I'm going to wade reluctantly into this discussion, then gracefully wade back out... LOL.
I stopped subscribing to mags when Science Fiction Age went belly up, and here's why.
SF Age introduced me to a whole slew of great short science fiction writers, and some wonderful stories. Craphound first appeared there, and as a measure of SF Age's quality, I remembered reading it immediatly after starting to listen to the podcast. And it wasn't just that tale, there were, literally, dozens of others that in a short print run, still rank among the best short science fiction I've ever read.
At the time I has a subscription to both Analog and Asimov's too, but every month I would look forward to SF Age while putting the digests aside for later reading. Once I'd ripped through SF Age, usually one afternoon was enough, I'd prowl the others. But, and this is very true for right now as well, they seemed to contain the exact same stories, and by that I mean plotlines, month after month after month from the same writers month after month after month. Alien contact, Asimov's. Alien contact involving complex mathematics, Analog. Off course space ship, Analog. Off course space ship with a humorous robot, Asimov's. Time travel to change the past, Asimov's. Calculate the orbit of an asteroid before it collides with space station, Analog. Third rate cyberpunk (because it was popular at the time), both. Then a novella from a well known author such as Kim Stanley Robinson, then some reviews, then convention listings, both.
Every month the same.
The last big mag purchase I bought was Analog and TMoFaSF to read on a day trip to Virginia for a meeting. I made it almost five whole pages into Analog when I hucked it into the trash. The first story had something like this for first sentence -
Paraphrasing -
"John and Mary were the sole survivors of the crash, everyone else was dead."
That sentence there stopped me reading even the next sentence of that story. The following tales were so wrapped up in the awesomeness of their own little literary microverses that they might as well have contained no characters or linear plotline, hell, for all I know they didn't.
Marion Zimmer Bradley had a great quote as an editor in MZB Fantasy magazine listing in Writer's Market, "stop showing me how beatifully you write and tell me a story."
I lost my taste for Asimov's when they published "Sensible City" by Harlan Ellison, who, in the introduction, detailed how he wrote the story in two days on a cruise because he was bored. The story was about two guys passing the same city on the highway over and over again.

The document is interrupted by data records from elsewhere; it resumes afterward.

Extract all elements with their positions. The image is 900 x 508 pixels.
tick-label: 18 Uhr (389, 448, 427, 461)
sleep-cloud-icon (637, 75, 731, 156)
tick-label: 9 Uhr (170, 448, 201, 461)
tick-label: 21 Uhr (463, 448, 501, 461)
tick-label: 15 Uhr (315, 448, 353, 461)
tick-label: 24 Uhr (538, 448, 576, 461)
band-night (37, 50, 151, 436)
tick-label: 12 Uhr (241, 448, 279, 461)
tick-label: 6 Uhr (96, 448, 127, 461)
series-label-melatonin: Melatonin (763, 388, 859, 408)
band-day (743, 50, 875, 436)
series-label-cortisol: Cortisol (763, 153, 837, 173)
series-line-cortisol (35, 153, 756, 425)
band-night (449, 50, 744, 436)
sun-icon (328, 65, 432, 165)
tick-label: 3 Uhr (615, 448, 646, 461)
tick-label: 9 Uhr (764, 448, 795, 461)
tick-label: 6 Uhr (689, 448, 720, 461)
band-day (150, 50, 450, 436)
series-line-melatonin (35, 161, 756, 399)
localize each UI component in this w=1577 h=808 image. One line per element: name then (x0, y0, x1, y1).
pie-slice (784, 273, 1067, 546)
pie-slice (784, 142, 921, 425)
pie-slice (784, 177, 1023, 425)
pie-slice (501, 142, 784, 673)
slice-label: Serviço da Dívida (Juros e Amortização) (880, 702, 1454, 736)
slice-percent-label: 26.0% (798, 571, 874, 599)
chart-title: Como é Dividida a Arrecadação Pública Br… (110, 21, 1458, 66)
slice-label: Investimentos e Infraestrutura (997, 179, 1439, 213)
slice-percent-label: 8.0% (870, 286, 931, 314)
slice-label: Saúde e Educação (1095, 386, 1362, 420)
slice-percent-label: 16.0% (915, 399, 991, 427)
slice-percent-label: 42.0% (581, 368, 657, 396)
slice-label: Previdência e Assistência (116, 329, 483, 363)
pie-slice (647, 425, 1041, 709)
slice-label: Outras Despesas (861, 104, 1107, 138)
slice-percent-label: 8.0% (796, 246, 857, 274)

Hey, you know what Harlan, get bent sideways.
I've read better stuff from high school kids who know nothing of science fiction but what they see on TV.
There are hundreds of writers who send stuff into the slush netherworld of these mags who are lucky to get a one page checklist form reply 6-10 months after submitting. There HAVE to be tales on that pile better than the vast majority of shit they keep publishing.
If you want to blame the right people for the decline of circulation of these mags, put the blame where it belongs. Put it on the editors who routinely showcase the least daring, most overdone, comfortable crapola they get from established writers.
That's why I don't subscribe to the big mags.
Here is what they can do to change things for the better (for both reader and writer)-
For readers -
Print better stories. Pass over that Robert Reed story for the one from the slush. Better yet, devote one issue a year solely to slush writers. Even better yet, keep 5000 words open in every issue for a slush writer.
Sell better advertising. I don't care if there is an ad for a Chevy Truck in the center fold. If it means you can publish a better cross section of fiction.
Advertise the goddamn magazine. Publisher's Clearing House is the only place I have ever seen an ad for ANY genre digest. I throw PCH stuff right into the trash. Underwrite an NPR show, finance a monthy show on PBS, produce a web series and release it free on Youtube. Describe why you are a better read than Star Wars fan fiction.
Work with SciFi Channel to put an anthology series together. The Outer Limits used to buy stuff out of all the digests, hell, they did a fantastic job with Think Like a Dinosaur by J.P. Kelly. Call it, Oh I don't know, Asimov's Science Fiction Showcase and produce one story from each year's magazine as part of the regular series run.
For writers -
Take e-mail submissions. WTF, it's 2007 already.
Respond in an acceptible time period. 10 - 12 weeks is a hell of a long time to wait. Or, accept simultaneous subs without complaint.
Okay, so that wasn't graceful...
Let me say this in closing. Escape Pod has the potential to redefine the way short fiction is presented, consumed, and received in the marketplace. Steve's committment to quality and his willingness to read and buy subs from guys like me with no pub creds worthy of mention sets a new standard for short science fiction and fantasy. We can only hope that others take to his model. Sure, I've heard a few stories here that I haven't enjoyed, but I still listened all the way through, and the number of those pales by comparison to the vast number of tales that I have enjoyed and continue to enjoy over and over again.